In late January, Shia LaBeouf tweeted to his 132,000 followers that his recent so-erratic-it’s-no-longer-erratic behavior and repeated acts of plagiarism were actually all part of a piece of performance art: A commentary on “social media absurdity” and copyright in the digital age. He named three muses in this artistic undertakingTraining Day screenwriter David Ayer, MOMA poet laureate Kenneth Goldsmith and meta-modernist artist Luke Turner.

While the three men — each heavyweights in different artistic arenas, each with a very different relationship with LaBeouf — didn’t immediately speak up, they’ve now all acknowledged their role in the young actor’s social experiment. As it turns out, though, they don’t all agree about whether he’s gotten it right.

“While filming Fury, Shia and I had many in depth discussions about art theory, performance and social media as a performance medium,” Ayer told TIME in a statement. “Shia is a committed, brilliant and fearless artist and will bring that commitment to anything he does. Shia is on a creative journey right now, and I am sure he is pleased with the conversations it is causing.”

Kenneth Goldsmith, on the other hand, has never met or been contacted by LaBeouf — and he thinks the “creative journey” Ayer described leaves something to be desired.

Goldsmith told TIME that he had never heard of LaBeouf until the actor started quoting the poet extensively on the web, claiming the words as his own. While these acts of plagiarism caused some victims like Daniel Clowes to consider legal action, Goldsmith wasn’t among them: “I thought it was great,” he said. “You know, that’s what I do.”

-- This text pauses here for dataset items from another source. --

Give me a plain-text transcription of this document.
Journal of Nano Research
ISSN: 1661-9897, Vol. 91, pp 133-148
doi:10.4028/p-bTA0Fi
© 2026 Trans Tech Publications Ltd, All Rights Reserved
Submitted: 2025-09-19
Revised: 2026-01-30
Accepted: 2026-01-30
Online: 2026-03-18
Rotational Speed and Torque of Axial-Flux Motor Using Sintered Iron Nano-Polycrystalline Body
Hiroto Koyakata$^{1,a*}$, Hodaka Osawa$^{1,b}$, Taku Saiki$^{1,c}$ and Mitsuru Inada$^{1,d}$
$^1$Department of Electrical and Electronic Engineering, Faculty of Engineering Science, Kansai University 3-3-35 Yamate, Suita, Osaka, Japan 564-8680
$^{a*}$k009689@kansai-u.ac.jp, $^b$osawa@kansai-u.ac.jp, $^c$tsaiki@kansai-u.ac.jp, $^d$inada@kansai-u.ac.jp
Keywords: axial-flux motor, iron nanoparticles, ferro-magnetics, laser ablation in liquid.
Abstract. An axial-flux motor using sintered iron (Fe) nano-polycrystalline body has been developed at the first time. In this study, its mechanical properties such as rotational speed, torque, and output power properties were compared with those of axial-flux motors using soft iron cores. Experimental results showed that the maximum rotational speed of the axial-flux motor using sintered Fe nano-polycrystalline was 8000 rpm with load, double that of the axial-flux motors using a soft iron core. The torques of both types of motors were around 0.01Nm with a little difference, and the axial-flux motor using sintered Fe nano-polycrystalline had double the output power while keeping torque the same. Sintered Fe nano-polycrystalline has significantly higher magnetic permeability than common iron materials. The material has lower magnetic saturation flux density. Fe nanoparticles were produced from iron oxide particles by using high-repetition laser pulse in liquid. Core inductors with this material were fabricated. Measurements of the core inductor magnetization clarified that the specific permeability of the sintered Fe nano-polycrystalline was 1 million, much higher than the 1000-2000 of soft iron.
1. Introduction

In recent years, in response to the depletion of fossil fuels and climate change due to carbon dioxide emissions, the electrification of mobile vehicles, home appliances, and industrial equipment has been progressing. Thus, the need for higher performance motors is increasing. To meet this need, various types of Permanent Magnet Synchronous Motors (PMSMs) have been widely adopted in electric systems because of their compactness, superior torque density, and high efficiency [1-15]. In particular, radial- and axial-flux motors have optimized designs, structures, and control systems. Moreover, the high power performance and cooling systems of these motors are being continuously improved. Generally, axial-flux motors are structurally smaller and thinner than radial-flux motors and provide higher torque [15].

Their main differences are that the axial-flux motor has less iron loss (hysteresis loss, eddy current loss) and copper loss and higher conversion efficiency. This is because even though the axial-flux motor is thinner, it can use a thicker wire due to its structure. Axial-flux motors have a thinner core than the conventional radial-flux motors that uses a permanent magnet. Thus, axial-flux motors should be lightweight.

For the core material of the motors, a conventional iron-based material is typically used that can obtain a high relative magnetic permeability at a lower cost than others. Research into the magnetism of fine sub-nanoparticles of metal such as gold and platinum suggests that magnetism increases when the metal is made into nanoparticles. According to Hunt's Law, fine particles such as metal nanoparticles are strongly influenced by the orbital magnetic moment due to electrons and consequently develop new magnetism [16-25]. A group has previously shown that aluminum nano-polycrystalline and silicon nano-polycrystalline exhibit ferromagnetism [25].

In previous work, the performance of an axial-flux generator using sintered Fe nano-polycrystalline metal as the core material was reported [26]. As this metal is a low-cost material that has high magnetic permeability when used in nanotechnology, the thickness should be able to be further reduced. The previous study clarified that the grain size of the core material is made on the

Normalizing plagiarism is Goldsmith’s bread and butter. He’s written a book about the subject and discussed it on the Colbert Report, in his classroom at the University of Pennsylvania, and even at the White House. “In my class, my students get marked down for originality,” he said. “They must plagiarize well and convincingly, and I don’t think [LaBeouf] has done that so far. Quite frankly, that’s why people have been so angry with him. Had he been a better plagiarizer, a smarter plagiarizer, people actually would have been admiring of his action rather than scornful.”

“It’s hard to do this stuff well, ” Goldsmith continued. “You can’t just start cutting and pasting randomly and think that people are going to be convinced by it. If he were in my class, he would have gotten a very bad grade.”

At least LaBeouf can find solace in the fact that he’s getting an A for effort. Goldsmith, who “love[s] the idea that we are collaborators without ever collaborating,” appreciates LaBeouf’s work to bring the discussion of copyright into Hollywood — especially since, as he explains, “plagiarists like Richard Prince and Jef Koons make millions of dollars recreating other people’s work. In every other world, it is a legitimate strategy.”

Meanwhile, LaBeouf and his third (and probably closest) collaborator Luke Turner have literally brought the plagiarism conversation right into Hollywood by setting up a performance art installation called #IAMSORRY in a Los Angeles gallery.

Visitors are asked to pick up one of an assortment of objects (including a bullwhip and a pink ukelele), and then step behind a black curtain. They then have the opportunity to interact with both the object and a seated LaBeouf, who wears a suit and paper bag reading, “I am not famous anymore,” over his head. Some have read LaBeouf mean tweets written on small pieces of paper; still others have held his hand as the actor weeps. 

While Turner didn’t comment about the nature of their relationship, he did email over a press release for the event which read, “Shia LaBeouf is sorry. Sincerely sorry.”

Goldsmith offered us further insight into the apologizing: “Normally when these kind of scandals break what we see is a James Frey — people go out and apologize and he’s shamed and everybody’s shamed… [LaBeouf] plagiarized and instead of apologizing, he decided to tap into the vast body of strategies that have been developed really over the last hundred years, and used that as a defense instead of a typical apology.”